A semi-norm on $\ell_p$ spaces and its relation to the usual norm Let $1\leq p <\infty,$ $A$ be an infinite set, and  $\theta=\{\theta_a: \ell_p(A) \to \Bbb R| a\in A\}$ be a family of bounded linear functional which satisfies $\sum_{a\in A}|\theta_a(f)|^p<\infty$ for all $f\in \ell_p(A).$
Define $\|f\|_{\theta}:= \big(\sum_{a\in A}|\theta_a(f)|^p\big)^{1\over p}.$
My question is about the relation between the two values $\|f\|_{\theta}$ and $\|f\|.$
It is clear that $\|\cdot\|_{\theta}$ is a semi-norm on $\ell_p(A).$ Also, $\|f\| \leq M \|f\|_{\theta}$  not necessarily holds; (for example, we can consider all $\theta_i$ s equal to zero). Now, is there some $M\geq 0$ such that  $\|f\|_{\theta} \leq M \|f\|$ holds for all $f\in\ell_p(A)?$
 A: Define a linear operator $T:\ell^p(A)\to\ell^p(A)$ by $f\mapsto T(f)$, where
$$T(f)(a):=\theta_a(f)\text{ for all }a\in A.$$
If we show that $T$ is bounded, then we are done, since then we would have $\|T(f)\|\leq\|T\|\cdot\|f\|$ for all $f\in\ell^p(A)$ and it is clear that
$$\|T(f)\|=\bigg(\sum_{a\in A}|T(f)(a)|^p\bigg)^{1/p}=\bigg(\sum_{a\in A}|\theta_a(f)|^p\bigg)^{1/p}=\|f\|_\theta.$$
Note that the operator does indeed take values in $\ell^p(A)$, since by assumption we have $\|f\|_\theta<\infty$ for all $f\in\ell^p(A)$, i.e. $\|T(f)\|_{\ell^p(A)}<\infty$, i.e. $T(f)\in\ell^p(A)$.
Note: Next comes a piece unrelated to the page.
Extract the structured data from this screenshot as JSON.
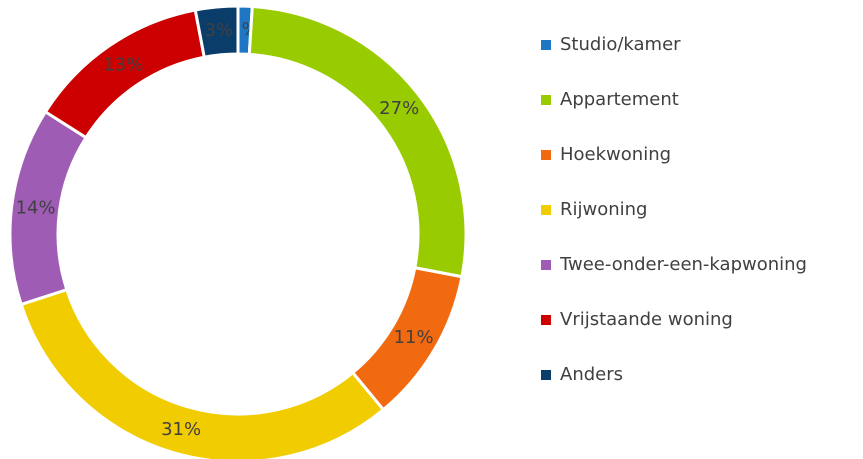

To show that $T$ is bounded, we use the closed graph theorem: Let $(f_n)\subset\ell^p(A)$ be a sequence with $\|f_n\|_{\ell^p(A)}\to0$ and assume that $T(f_n)\to g$ in $\ell^p(A)$. If we show $g=0$, we are done. Fix $a\in A$. We have
$$|g(a)|\leq|g(a)-T(f_n)(a)|+|T(f_n)(a)|=\big(|g(a)-T(f_n)(a)|^p\big)^{1/p}+|\theta_a(f_n)|\leq$$
$$\leq\bigg(\sum_{b\in A}|g(b)-T(f_n)(b)|^p\bigg)^{1/p}+|\theta_a(f_n)|=\|g-T(f_n)\|_{\ell^p(A)}+|\theta_a(f_n)|\to0,$$
since by assumption $T(f_n)\to g$ in $\ell^p(A)$ and $f_n\to0$ and $\theta_a$ is continuous, hence $\theta_a(f_n)\to0$. As $a\in A$ was arbitrary, this shows $g=0$. By the closed graph theorem, we have that $T$ is bounded.
Comment: There were comments that this is immediate by the uniform boundedness principle. Even though the closed graph theorem is very closely related to the UBP, I don't see what the right application of the UBP is to make this an immediate consequence. I do agree though, that the above is pretty much just the standard application of the closed graph theorem.